Diyanet’in genişlemesini, yarattığı sonuçları bakımından nasıl yorumlamalıyız? Hangi kavramsal çerçeve bu genişlemenin dinamiklerini daha iyi betimler? Bu konuda sıklıkla başvurulan iki kavram; İslamileşme (Islamisation) ve dinselleşmedir. Özellikle eğitim alanında yaşanan dönüşüme odaklanan analizlerde İslamileşme ya da dinselleşme vurgusunun öne çıktığını; ya da bu kavramların daha çok nüfus çoğunluğunun Müslüman olduğu coğrafyalardaki toplumsal ve siyasal değişimin bir parçası, özellikle de siyasal İslam’ın dönüşümüyle alakalı olarak düşünüldüğünü görüyoruz. Tekil örnekleri küresel düzeyde dinin kamusal görünürlüğünün artması ve alanının genişlemesi olgusu içinde değerlendirmeyi önceleyen özellikle din sosyolojisi alanındaki analizlerde ise, de-sekülerizasyon kavramı öne çıkıyor.
Türkçede kullanımı daha sınırlı olan de-sekülarizasyon kavramı, dinin sekülerizasyon karşısında kendini yeniden toparlama kapasitesine vurgu yapan tartışmalar bağlamında çokça kullanıldı. Fakat de-sekülerizasyon aynı zamanda sekülerizasyon dinamiklerine karşıt giden (counter-secularizing) sistemli eğilimleri ifade ediyor.
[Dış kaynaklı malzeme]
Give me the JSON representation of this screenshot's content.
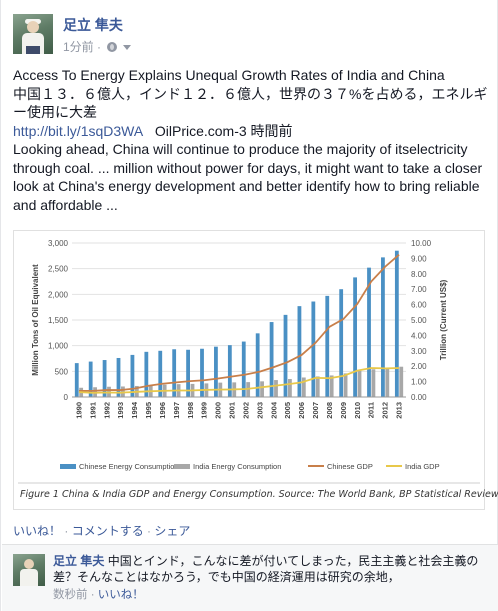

Bu eğilimler, arkalarındaki özneler ve kullanılan yöntemler temelinde, tepeden ya da alttan de-sekülerizasyon olarak tanımlanabiliyor. Buna göre mesela Rusya’da kilisenin hem devlet içinde hem de toplumsal hayatta alanını genişletmesi, daha önce sekülerleşmiş kurumların dini değer ve normlarla uyumlulaşmaya başlaması, tepeden de-sekülarizasyon olarak tanımlanıyor. Bu analizlere bakıldığında, Rusya’da bu süreci mümkün kılan kurumsal mekanizmalar Türkiye ile şaşırtıcı biçimde benzer. Örneğin Rus Ortodoks kilisesinin eğitim alanında kazandığı yeni etki, Eğitim Bakanlığı ile imzaladığı işbirliği anlaşmaları yoluyla gerçekleşiyor.
Türkiye’de zaten devlet içinde konumlanmış Diyanet’in kurumsal genişlemesi ve buna paralel olarak dini alanı genişletmesi, laik devlet tanımını ya da yasal çerçevesini değiştirmeden sürdürülebilen bir “tepeden de-sekülerizasyon” sürecini mümkün kılıyor. En başat haliyle aile siyaseti ve toplumsal cinsiyet ilişkileri bağlamında izlenebilen bu süreç, elbette içinde Türkiye’ye özgü dinamikleri de barındırıyor. Örneğin, her ne kadar bu alanda daha fazla araştırmaya ihtiyaç olsa da, eldeki veriler bu sürecin toplumsal düzeyde bir dindarlaşma ile birlikte gitmediğine; dolayısıyla da halihazırda toplumsal ilişkileri biçimlendirme kapasitesinin oldukça sınırlı kaldığına işaret ediyor. Fakat Diyanet’in büyüme ve yayılma eğiliminin, tam da kurumsal bir dönüşüm olması ve devletin yeniden biçimlenmesindeki etkileri bakımından uzun soluklu hatta kalıcı etkileri olabileceğini akılda tutmakta fayda var.